Prime Minister Maliki has formed a committee to focus on the vetting process of Iraqi tribal leaders and groups the US has begun arming as the latest strategy to develop a broad-based alliance on the ground in Iraq, Secretary of Defense Robert Gates revealed while speaking to media at the Pentagon Thursday.
When asked if the US was arming elements that had previously attacked American forces, and how that possibility was being vetted, Gates replied:
"I defer those decisions to the commanders on the ground and the embassy and the Iraqi government.... Prime Minister Maliki raised this with me, and clearly they're concerned, and he's appointed a committee to work this issue and be a part of the vetting process."
Maliki's displeasure with the new US strategy has been widely reported this week, but Gates' comment offers the first glimpse of the kind of concession the US is making to secure the cooperation of the Iraqi government.
US leaders worried the new strategy might falter without Maliki's support, particularly after his aide told the media earlier this week that the prime minister had given orders for Iraqi security forces to treat the U.S.-armed groups as "outlaws".

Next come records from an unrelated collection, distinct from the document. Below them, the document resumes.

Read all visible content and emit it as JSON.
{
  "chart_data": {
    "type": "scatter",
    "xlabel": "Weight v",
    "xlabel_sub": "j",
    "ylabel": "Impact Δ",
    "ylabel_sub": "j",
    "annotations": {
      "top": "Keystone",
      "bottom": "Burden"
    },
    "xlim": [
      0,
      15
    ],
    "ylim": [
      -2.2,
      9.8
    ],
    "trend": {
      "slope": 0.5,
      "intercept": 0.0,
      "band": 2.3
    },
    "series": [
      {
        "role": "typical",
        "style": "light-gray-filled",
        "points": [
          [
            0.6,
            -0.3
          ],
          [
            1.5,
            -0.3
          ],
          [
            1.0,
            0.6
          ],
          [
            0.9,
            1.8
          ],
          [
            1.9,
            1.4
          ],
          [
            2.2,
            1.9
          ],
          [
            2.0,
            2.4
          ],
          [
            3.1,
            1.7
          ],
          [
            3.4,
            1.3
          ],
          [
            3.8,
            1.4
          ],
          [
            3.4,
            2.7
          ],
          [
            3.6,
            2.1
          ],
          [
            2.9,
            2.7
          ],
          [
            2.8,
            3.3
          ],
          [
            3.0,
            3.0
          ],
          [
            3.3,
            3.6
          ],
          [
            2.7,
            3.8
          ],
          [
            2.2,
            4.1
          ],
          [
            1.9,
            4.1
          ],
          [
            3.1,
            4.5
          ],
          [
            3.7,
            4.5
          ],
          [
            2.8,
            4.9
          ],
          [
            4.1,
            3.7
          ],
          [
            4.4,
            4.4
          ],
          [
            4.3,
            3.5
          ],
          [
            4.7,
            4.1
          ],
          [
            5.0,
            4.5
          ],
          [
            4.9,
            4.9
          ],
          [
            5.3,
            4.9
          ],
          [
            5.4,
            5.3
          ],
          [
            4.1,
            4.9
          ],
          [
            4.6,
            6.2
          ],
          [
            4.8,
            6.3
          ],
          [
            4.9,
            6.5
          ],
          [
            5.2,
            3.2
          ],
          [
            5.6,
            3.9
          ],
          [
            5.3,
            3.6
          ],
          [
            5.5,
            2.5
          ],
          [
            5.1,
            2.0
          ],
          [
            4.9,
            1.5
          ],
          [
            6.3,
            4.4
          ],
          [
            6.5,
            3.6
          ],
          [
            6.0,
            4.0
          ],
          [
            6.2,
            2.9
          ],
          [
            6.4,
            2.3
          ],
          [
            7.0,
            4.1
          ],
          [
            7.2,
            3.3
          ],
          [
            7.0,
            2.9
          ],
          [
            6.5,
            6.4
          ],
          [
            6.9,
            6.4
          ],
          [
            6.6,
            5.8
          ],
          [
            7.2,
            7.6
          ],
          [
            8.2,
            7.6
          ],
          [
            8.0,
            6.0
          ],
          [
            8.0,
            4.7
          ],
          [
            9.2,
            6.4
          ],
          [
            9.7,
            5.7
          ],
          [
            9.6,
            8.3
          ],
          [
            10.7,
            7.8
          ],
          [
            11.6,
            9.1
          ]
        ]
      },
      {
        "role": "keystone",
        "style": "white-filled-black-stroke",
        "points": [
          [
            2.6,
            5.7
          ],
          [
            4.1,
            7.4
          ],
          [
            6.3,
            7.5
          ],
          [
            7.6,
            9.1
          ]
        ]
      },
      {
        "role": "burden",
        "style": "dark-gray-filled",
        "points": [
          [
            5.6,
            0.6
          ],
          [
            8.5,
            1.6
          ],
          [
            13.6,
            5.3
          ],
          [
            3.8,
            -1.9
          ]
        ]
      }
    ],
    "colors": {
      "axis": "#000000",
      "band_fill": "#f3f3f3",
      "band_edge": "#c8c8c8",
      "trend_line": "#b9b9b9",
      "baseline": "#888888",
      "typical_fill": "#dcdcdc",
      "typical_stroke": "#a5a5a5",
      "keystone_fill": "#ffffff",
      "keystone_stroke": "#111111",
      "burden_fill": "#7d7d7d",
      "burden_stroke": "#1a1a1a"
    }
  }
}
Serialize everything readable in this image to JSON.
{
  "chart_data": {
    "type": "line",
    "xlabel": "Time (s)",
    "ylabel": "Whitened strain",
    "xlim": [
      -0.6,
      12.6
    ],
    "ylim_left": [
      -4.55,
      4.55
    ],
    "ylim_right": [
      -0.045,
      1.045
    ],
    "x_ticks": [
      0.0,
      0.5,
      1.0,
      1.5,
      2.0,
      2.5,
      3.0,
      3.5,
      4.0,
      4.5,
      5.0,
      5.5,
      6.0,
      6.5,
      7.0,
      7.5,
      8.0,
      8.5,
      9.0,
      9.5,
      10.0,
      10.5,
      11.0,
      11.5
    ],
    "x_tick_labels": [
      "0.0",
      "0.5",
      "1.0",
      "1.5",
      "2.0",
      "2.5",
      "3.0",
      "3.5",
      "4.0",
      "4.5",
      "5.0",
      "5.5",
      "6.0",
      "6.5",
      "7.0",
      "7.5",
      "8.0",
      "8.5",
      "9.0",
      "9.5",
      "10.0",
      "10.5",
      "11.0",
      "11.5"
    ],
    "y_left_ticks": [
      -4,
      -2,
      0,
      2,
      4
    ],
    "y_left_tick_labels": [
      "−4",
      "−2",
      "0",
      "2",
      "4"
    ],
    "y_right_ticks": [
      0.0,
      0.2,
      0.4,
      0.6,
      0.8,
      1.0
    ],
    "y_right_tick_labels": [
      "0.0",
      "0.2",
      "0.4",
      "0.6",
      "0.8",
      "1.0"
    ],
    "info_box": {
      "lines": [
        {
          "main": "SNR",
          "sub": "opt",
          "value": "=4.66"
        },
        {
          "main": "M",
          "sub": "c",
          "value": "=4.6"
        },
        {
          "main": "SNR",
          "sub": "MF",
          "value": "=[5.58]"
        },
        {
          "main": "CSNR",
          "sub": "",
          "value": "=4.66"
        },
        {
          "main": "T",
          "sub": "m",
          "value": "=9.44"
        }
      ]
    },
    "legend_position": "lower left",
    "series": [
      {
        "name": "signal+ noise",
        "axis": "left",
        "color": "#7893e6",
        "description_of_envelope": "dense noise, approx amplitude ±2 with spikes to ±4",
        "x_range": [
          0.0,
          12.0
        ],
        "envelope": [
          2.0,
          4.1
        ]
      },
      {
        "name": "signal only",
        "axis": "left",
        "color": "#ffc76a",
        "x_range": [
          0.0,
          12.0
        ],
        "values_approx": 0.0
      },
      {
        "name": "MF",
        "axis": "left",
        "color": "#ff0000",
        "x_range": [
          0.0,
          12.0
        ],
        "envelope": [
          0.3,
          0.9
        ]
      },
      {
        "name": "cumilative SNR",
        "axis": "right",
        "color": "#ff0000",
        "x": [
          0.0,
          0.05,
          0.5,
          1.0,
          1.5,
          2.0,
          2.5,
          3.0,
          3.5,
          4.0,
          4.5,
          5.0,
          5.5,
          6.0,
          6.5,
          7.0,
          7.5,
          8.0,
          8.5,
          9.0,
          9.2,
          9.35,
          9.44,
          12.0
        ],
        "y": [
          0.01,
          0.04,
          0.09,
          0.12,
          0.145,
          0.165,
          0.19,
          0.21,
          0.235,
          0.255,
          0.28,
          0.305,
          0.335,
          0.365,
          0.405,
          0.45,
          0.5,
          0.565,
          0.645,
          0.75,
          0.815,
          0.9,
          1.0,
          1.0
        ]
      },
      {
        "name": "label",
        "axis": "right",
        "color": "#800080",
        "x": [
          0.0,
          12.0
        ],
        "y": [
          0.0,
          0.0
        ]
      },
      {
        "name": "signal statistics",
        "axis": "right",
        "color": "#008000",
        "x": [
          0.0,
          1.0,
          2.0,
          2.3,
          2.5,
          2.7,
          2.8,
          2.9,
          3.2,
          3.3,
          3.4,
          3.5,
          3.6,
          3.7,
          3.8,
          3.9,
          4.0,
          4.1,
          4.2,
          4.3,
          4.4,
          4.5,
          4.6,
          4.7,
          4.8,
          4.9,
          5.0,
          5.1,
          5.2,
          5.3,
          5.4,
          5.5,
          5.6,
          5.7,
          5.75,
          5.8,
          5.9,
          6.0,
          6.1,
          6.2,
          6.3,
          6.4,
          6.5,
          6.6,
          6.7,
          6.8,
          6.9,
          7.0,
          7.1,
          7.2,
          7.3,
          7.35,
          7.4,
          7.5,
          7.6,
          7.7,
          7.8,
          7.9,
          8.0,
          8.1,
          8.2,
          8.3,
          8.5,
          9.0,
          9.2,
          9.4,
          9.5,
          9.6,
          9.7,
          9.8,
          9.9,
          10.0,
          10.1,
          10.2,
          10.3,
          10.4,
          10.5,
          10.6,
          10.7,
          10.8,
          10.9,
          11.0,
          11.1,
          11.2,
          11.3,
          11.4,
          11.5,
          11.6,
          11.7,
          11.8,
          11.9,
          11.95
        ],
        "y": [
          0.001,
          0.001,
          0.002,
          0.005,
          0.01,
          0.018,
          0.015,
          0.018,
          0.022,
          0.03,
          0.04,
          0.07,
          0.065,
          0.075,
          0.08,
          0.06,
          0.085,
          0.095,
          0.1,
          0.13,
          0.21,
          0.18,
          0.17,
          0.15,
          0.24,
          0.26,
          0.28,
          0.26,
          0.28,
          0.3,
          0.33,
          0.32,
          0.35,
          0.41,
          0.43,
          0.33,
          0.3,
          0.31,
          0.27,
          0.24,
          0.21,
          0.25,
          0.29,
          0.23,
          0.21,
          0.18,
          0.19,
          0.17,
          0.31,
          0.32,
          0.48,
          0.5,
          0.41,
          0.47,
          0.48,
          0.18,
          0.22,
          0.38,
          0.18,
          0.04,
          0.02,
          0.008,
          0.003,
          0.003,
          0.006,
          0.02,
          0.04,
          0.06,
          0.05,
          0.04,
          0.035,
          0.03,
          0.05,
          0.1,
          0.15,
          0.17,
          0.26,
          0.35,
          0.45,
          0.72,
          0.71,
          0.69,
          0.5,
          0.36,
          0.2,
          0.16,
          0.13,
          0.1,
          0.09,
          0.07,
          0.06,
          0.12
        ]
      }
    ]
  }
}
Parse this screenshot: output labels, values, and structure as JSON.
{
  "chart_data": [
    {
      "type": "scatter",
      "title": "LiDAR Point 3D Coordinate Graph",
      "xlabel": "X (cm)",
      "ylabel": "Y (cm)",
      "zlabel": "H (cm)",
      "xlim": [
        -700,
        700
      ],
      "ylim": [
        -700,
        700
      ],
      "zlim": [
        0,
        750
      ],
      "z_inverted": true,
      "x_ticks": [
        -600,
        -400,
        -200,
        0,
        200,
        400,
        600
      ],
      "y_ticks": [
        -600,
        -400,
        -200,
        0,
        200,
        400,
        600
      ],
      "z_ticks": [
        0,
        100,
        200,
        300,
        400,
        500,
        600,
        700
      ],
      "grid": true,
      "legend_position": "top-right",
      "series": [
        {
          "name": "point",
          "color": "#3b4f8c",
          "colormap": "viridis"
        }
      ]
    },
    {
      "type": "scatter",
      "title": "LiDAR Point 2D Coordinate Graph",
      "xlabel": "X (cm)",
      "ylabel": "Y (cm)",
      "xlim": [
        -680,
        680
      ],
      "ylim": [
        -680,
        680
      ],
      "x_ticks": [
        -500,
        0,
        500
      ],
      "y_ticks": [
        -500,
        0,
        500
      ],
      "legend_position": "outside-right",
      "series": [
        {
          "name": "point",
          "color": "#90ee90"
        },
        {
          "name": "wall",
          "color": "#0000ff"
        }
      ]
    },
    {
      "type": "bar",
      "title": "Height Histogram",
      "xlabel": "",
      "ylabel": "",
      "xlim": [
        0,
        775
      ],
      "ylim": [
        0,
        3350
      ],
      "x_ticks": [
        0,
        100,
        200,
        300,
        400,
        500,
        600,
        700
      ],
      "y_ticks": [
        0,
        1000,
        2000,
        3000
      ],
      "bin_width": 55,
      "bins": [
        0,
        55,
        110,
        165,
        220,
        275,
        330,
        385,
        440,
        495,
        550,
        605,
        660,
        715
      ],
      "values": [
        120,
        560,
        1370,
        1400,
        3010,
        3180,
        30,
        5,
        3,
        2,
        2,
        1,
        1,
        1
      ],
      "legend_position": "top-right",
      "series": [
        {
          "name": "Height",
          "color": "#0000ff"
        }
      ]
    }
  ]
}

Maliki, a Shiite, voiced his opposition to the program directly to Gen. David Petraeus, the commander of the Multinational Force-Iraq, according to Sami al Askari, a close advisor to Maliki.
"It's a sort of militia, when we are trying to get rid of the current militias," Askari said. "By arming these tribes, we'll make it worse."
Lt. Gen. Raymond Odierno, the No. 2 commander in Iraq, acknowledged that the government was worried about the plan.
"Sure, they are concerned," he said. "They want to make sure that we are not forming a Sunni militia that will fight the government."